Par vostre derniere, j'apprens vostre complainte, laquelle est
secondée par celle des Capitaines Iroquois, des Sacheins, des Indiens, comme il appert plus ouvertement par leur requeste enclose dans la vostre, qui est touchant la grande quantité de liqueurs que quelques-uns d'Albanie prennent la liberté de vendre aux Indiens; en ce faisant, que de grands desordres se sont
commis par eux, et est à craindre dauantage, si l'on n'y preuient. Pour response, vous sçaurez que j'ay pris tout le soin possible, et y continueray sous de tres seueres amendes, à restreindre et empescher de fournir aux Indiens aucun excez. Et je suis fort aise d'entendre que telles vertueuses cogitations procedent des Infideles, à la honte de plusieurs Chrestiens. Mais cela doit estre attribué à vos pieuses instructions, vous qui estant bien versé
en une estroite discipline, leur auez montré le chemin de mortification, tant par vos preceptes que pratique.

Vostre tres-humble affectionné seruiteur

Francis Lovelace.

Du Fort Iaques, 18. de Novembre 1668.



Nous allons finir ce Chapitre par le nombre de ceux qui ont este baptisez à Agnié, ou par le Pere Fremin, ou par le Pere Pierron pendant ces deux années 1668. et 1669. L'on compte de baptisez iusques à cent cinquante et un, dont plus de la moitié estoient enfans ou vieillards, qui sont morts bientost aprés leur Baplesme.
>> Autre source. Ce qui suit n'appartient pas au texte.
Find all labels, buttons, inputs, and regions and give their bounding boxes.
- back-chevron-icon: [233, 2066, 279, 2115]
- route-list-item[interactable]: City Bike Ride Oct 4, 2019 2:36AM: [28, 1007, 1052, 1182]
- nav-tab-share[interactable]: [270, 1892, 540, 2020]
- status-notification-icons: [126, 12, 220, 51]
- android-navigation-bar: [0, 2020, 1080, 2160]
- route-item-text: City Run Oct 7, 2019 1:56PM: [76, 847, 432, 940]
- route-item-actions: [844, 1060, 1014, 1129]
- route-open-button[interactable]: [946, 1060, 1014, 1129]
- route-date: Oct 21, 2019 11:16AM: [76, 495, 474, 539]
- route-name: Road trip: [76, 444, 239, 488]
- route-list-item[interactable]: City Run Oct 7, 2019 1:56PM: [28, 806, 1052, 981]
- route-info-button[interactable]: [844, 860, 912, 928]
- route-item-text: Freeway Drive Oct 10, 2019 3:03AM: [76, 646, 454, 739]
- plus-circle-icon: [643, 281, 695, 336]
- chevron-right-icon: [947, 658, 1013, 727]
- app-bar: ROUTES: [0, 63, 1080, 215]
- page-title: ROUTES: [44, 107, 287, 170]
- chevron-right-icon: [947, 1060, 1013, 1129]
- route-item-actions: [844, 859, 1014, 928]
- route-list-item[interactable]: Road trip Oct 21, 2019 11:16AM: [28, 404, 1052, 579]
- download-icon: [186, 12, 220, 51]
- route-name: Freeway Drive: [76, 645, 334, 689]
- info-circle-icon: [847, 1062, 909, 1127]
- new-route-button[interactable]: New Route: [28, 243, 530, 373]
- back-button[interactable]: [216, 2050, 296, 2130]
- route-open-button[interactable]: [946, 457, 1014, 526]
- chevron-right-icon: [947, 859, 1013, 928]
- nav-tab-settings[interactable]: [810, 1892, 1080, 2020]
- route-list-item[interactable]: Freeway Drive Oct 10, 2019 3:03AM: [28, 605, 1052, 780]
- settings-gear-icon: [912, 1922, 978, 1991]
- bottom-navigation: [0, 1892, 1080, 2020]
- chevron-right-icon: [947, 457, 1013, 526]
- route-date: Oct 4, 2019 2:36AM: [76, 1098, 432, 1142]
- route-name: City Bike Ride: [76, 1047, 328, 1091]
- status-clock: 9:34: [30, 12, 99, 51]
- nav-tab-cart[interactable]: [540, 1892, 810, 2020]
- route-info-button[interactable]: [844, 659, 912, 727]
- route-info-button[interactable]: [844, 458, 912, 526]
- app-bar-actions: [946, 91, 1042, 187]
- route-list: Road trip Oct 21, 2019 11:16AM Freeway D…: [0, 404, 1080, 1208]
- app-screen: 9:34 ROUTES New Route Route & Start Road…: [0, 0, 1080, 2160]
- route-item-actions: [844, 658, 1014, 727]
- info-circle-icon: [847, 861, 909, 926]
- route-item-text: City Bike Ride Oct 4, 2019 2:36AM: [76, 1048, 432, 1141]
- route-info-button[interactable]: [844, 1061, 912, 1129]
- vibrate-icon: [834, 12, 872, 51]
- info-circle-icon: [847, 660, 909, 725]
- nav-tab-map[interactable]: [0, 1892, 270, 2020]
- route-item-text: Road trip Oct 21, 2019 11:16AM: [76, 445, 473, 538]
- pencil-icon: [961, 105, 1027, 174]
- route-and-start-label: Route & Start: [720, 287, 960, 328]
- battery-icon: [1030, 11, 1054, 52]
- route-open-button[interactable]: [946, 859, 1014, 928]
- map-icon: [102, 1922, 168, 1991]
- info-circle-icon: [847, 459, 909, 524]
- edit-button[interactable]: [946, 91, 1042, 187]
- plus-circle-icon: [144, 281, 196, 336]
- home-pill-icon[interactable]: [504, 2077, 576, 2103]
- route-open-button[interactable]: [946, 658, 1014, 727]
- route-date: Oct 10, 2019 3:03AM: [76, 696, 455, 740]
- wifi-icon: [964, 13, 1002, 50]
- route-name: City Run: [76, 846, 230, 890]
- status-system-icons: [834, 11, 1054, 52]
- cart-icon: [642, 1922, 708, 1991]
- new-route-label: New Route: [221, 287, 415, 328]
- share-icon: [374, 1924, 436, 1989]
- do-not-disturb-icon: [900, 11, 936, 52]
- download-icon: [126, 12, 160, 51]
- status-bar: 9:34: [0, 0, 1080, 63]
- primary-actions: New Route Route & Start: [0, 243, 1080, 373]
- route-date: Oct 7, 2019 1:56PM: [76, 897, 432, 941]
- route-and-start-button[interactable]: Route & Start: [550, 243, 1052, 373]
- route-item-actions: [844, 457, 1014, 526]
Cette moisson doit passer pour assez abondante dans une terre inculte, et nous devons beaucoup esperer aprés de si beaux commencemens.
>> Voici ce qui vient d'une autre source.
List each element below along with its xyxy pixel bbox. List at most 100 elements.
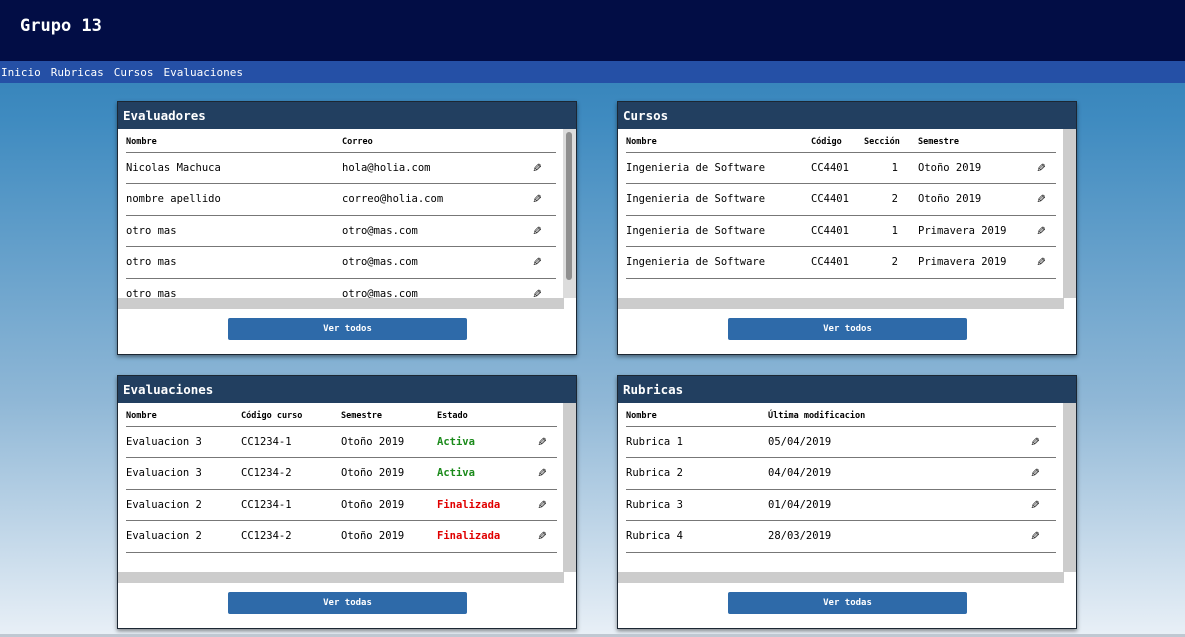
rubrica-nombre: Rubrica 1 xyxy=(626,426,768,458)
evaluacion-semestre: Otoño 2019 xyxy=(341,457,437,490)
rubricas-table: Nombre Última modificacion Rubrica 1 05/… xyxy=(626,406,1056,553)
curso-seccion: 1 xyxy=(864,152,918,184)
evaluacion-semestre: Otoño 2019 xyxy=(341,489,437,521)
nav-inicio[interactable]: Inicio xyxy=(1,66,41,79)
status-badge: Finalizada xyxy=(437,520,527,553)
vertical-scrollbar[interactable] xyxy=(1063,403,1076,572)
curso-semestre: Otoño 2019 xyxy=(918,183,1026,216)
horizontal-scrollbar[interactable] xyxy=(618,572,1064,583)
table-row: Evaluacion 3 CC1234-2 Otoño 2019 Activa … xyxy=(126,457,557,490)
pencil-icon[interactable]: ✎ xyxy=(1031,434,1039,450)
column-header-actions xyxy=(1026,132,1056,153)
pencil-icon[interactable]: ✎ xyxy=(1031,528,1039,544)
table-row: Evaluacion 3 CC1234-1 Otoño 2019 Activa … xyxy=(126,426,557,458)
curso-codigo: CC4401 xyxy=(811,183,864,216)
rubricas-footer: Ver todas xyxy=(618,583,1076,629)
column-header-ultima-modificacion: Última modificacion xyxy=(768,406,1014,427)
vertical-scrollbar[interactable] xyxy=(563,403,576,572)
evaluacion-codigo: CC1234-2 xyxy=(241,520,341,553)
horizontal-scrollbar[interactable] xyxy=(118,572,564,583)
evaluaciones-title: Evaluaciones xyxy=(118,376,576,403)
evaluador-nombre: otro mas xyxy=(126,246,342,279)
evaluador-correo: otro@mas.com xyxy=(342,215,518,247)
column-header-correo: Correo xyxy=(342,132,518,153)
curso-semestre: Primavera 2019 xyxy=(918,246,1026,279)
rubrica-fecha: 28/03/2019 xyxy=(768,520,1014,553)
curso-codigo: CC4401 xyxy=(811,215,864,247)
pencil-icon[interactable]: ✎ xyxy=(533,223,541,239)
status-badge: Activa xyxy=(437,457,527,490)
pencil-icon[interactable]: ✎ xyxy=(1037,254,1045,270)
status-badge: Finalizada xyxy=(437,489,527,521)
curso-seccion: 2 xyxy=(864,246,918,279)
horizontal-scrollbar[interactable] xyxy=(118,298,564,309)
column-header-actions xyxy=(1014,406,1056,427)
horizontal-scrollbar[interactable] xyxy=(618,298,1064,309)
main-nav: Inicio Rubricas Cursos Evaluaciones xyxy=(0,61,1185,83)
brand-title: Grupo 13 xyxy=(20,16,102,36)
column-header-semestre: Semestre xyxy=(341,406,437,427)
nav-cursos[interactable]: Cursos xyxy=(114,66,154,79)
evaluadores-footer: Ver todos xyxy=(118,309,576,355)
column-header-actions xyxy=(527,406,557,427)
pencil-icon[interactable]: ✎ xyxy=(1031,465,1039,481)
cursos-table: Nombre Código Sección Semestre Ingenieri… xyxy=(626,132,1056,279)
evaluador-nombre: nombre apellido xyxy=(126,183,342,216)
table-row: Rubrica 4 28/03/2019 ✎ xyxy=(626,520,1056,553)
table-row: otro mas otro@mas.com ✎ xyxy=(126,215,556,247)
vertical-scrollbar[interactable] xyxy=(563,129,576,298)
evaluacion-nombre: Evaluacion 2 xyxy=(126,489,241,521)
pencil-icon[interactable]: ✎ xyxy=(533,254,541,270)
pencil-icon[interactable]: ✎ xyxy=(1037,160,1045,176)
evaluador-correo: hola@holia.com xyxy=(342,152,518,184)
curso-nombre: Ingenieria de Software xyxy=(626,246,811,279)
scrollbar-thumb[interactable] xyxy=(566,132,572,280)
pencil-icon[interactable]: ✎ xyxy=(1037,191,1045,207)
rubrica-fecha: 04/04/2019 xyxy=(768,457,1014,490)
evaluador-correo: correo@holia.com xyxy=(342,183,518,216)
evaluadores-table: Nombre Correo Nicolas Machuca hola@holia… xyxy=(126,132,556,309)
pencil-icon[interactable]: ✎ xyxy=(538,528,546,544)
column-header-codigo-curso: Código curso xyxy=(241,406,341,427)
rubrica-nombre: Rubrica 2 xyxy=(626,457,768,490)
curso-semestre: Primavera 2019 xyxy=(918,215,1026,247)
rubrica-nombre: Rubrica 4 xyxy=(626,520,768,553)
evaluadores-card: Evaluadores Nombre Correo Nicolas Machuc… xyxy=(117,101,577,355)
rubricas-title: Rubricas xyxy=(618,376,1076,403)
column-header-codigo: Código xyxy=(811,132,864,153)
rubrica-fecha: 01/04/2019 xyxy=(768,489,1014,521)
table-row: Evaluacion 2 CC1234-2 Otoño 2019 Finaliz… xyxy=(126,520,557,553)
evaluacion-codigo: CC1234-1 xyxy=(241,426,341,458)
nav-evaluaciones[interactable]: Evaluaciones xyxy=(163,66,242,79)
column-header-semestre: Semestre xyxy=(918,132,1026,153)
table-row: Rubrica 3 01/04/2019 ✎ xyxy=(626,489,1056,521)
ver-todas-evaluaciones-button[interactable]: Ver todas xyxy=(228,592,467,614)
curso-nombre: Ingenieria de Software xyxy=(626,215,811,247)
pencil-icon[interactable]: ✎ xyxy=(1037,223,1045,239)
nav-rubricas[interactable]: Rubricas xyxy=(51,66,104,79)
ver-todos-evaluadores-button[interactable]: Ver todos xyxy=(228,318,467,340)
pencil-icon[interactable]: ✎ xyxy=(1031,497,1039,513)
pencil-icon[interactable]: ✎ xyxy=(538,497,546,513)
ver-todos-cursos-button[interactable]: Ver todos xyxy=(728,318,967,340)
evaluador-nombre: otro mas xyxy=(126,215,342,247)
ver-todas-rubricas-button[interactable]: Ver todas xyxy=(728,592,967,614)
top-header: Grupo 13 xyxy=(0,0,1185,61)
cursos-body: Nombre Código Sección Semestre Ingenieri… xyxy=(618,129,1076,309)
vertical-scrollbar[interactable] xyxy=(1063,129,1076,298)
status-badge: Activa xyxy=(437,426,527,458)
evaluacion-codigo: CC1234-1 xyxy=(241,489,341,521)
table-row: Ingenieria de Software CC4401 2 Otoño 20… xyxy=(626,183,1056,216)
evaluacion-semestre: Otoño 2019 xyxy=(341,426,437,458)
evaluadores-title: Evaluadores xyxy=(118,102,576,129)
curso-codigo: CC4401 xyxy=(811,152,864,184)
evaluaciones-table: Nombre Código curso Semestre Estado Eval… xyxy=(126,406,557,553)
curso-semestre: Otoño 2019 xyxy=(918,152,1026,184)
table-row: Rubrica 1 05/04/2019 ✎ xyxy=(626,426,1056,458)
pencil-icon[interactable]: ✎ xyxy=(538,465,546,481)
column-header-estado: Estado xyxy=(437,406,527,427)
pencil-icon[interactable]: ✎ xyxy=(533,160,541,176)
pencil-icon[interactable]: ✎ xyxy=(538,434,546,450)
pencil-icon[interactable]: ✎ xyxy=(533,191,541,207)
rubricas-card: Rubricas Nombre Última modificacion Rubr… xyxy=(617,375,1077,629)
On doit aprés Dieu la naissance de cette Eglise florissante à la mort et au sang du Reverend P. Iogues. Il l'a versé au mesme lieu que commence à naistre ce nouveau Christianisme, et il semble que nous pouvons de nos jours verifier en sa personne ces belles paroles de Tertulien, que le sang des Martyrs est la semence des Chrestiens. Et si la mort des Martyrs est, comme dit excellemment un Pere de l'Eglise, la science de l'éternité, scientia œtemitatis, nous pouvons asseurer que la mort du Pere Iogues a merité à ces Infideles, qui l'ont autrefois massacré, que Dieu leur donnât, par le moyen de ses successeurs, la science de l'Evangile, qui est la veritable science de l'éternité bien-heureuse, qu'il leur avoit annoncée trois diverses fois, qu'il alla dans leur pays, sans craindre la cruauté de ces Barbares.